Le 16 juillet, la sénatrice de Moselle, qui siège au groupe Union centriste, a été exclue du Palais du Luxembourg pendant quinze jours de séance publique et privée de l’essentiel de ses indemnités de sénatrice pendant six mois. Soit une perte de salaire totale d’environ 32.000 euros, selon un responsable du Sénat. Cette « censure avec exclusion temporaire » est la sanction la plus lourde prévue par le règlement de la chambre haute.
Soupçons sur les activités du compagnon de la sénatrice
La procédure disciplinaire du Sénat indique notamment qu’elle « a laissé sciemment son compagnon exercer une autorité de fait sur ses collaborateurs parlementaires », et que cet homme a « bénéficié des moyens du Sénat » pour collecter « des parrainages électoraux » dans le passé.
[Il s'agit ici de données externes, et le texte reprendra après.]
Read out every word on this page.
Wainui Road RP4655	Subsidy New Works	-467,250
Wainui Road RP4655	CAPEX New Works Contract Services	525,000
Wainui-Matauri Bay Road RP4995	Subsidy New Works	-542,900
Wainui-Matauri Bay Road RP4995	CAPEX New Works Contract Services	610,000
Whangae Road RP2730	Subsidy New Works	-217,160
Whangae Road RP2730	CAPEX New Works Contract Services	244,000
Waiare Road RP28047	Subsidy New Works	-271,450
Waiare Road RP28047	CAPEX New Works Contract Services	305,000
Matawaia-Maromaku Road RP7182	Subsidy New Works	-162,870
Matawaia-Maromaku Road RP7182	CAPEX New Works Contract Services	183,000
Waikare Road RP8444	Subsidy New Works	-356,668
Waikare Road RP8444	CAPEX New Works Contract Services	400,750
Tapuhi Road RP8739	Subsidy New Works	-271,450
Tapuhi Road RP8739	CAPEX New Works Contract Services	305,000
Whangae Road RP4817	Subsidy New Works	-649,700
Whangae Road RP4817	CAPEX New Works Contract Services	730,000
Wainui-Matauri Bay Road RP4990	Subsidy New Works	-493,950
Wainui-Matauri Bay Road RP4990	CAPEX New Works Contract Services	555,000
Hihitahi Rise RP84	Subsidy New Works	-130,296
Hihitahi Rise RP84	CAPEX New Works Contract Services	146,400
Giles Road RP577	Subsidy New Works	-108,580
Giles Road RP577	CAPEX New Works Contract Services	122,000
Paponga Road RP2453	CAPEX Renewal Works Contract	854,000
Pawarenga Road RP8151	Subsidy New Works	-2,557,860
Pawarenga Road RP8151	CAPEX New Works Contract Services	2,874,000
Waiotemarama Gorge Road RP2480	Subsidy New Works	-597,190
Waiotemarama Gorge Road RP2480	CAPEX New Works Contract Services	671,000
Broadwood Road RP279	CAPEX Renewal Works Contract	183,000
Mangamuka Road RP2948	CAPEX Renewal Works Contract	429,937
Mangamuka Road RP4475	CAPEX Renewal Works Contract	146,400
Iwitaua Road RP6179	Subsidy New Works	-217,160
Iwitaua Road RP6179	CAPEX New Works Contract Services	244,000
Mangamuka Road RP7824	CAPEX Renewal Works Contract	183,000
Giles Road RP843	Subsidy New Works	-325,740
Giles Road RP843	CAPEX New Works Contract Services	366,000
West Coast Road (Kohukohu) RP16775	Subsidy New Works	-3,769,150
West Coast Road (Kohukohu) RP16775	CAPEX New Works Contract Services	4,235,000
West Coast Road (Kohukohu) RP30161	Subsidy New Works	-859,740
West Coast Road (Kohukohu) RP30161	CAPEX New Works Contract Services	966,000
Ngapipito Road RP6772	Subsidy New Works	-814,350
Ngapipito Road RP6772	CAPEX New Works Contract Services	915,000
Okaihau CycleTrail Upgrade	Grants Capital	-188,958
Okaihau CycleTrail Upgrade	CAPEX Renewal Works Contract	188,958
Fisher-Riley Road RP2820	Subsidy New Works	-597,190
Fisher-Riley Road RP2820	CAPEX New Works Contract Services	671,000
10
Sur Facebook, Christine Herzog « conteste catégoriquement les accusations », promettant « l’heure de vérité ».
Dans son message publié le 26 juillet, elle assure n’avoir « pas détourné un centime d’argent public ». « Je conteste également les accusations de harcèlement moral portées contre moi. Elles trouvent leur origine dans un différend salarial avec une collaboratrice, dont la version des faits est très différente de la mienne », ajoute-t-elle.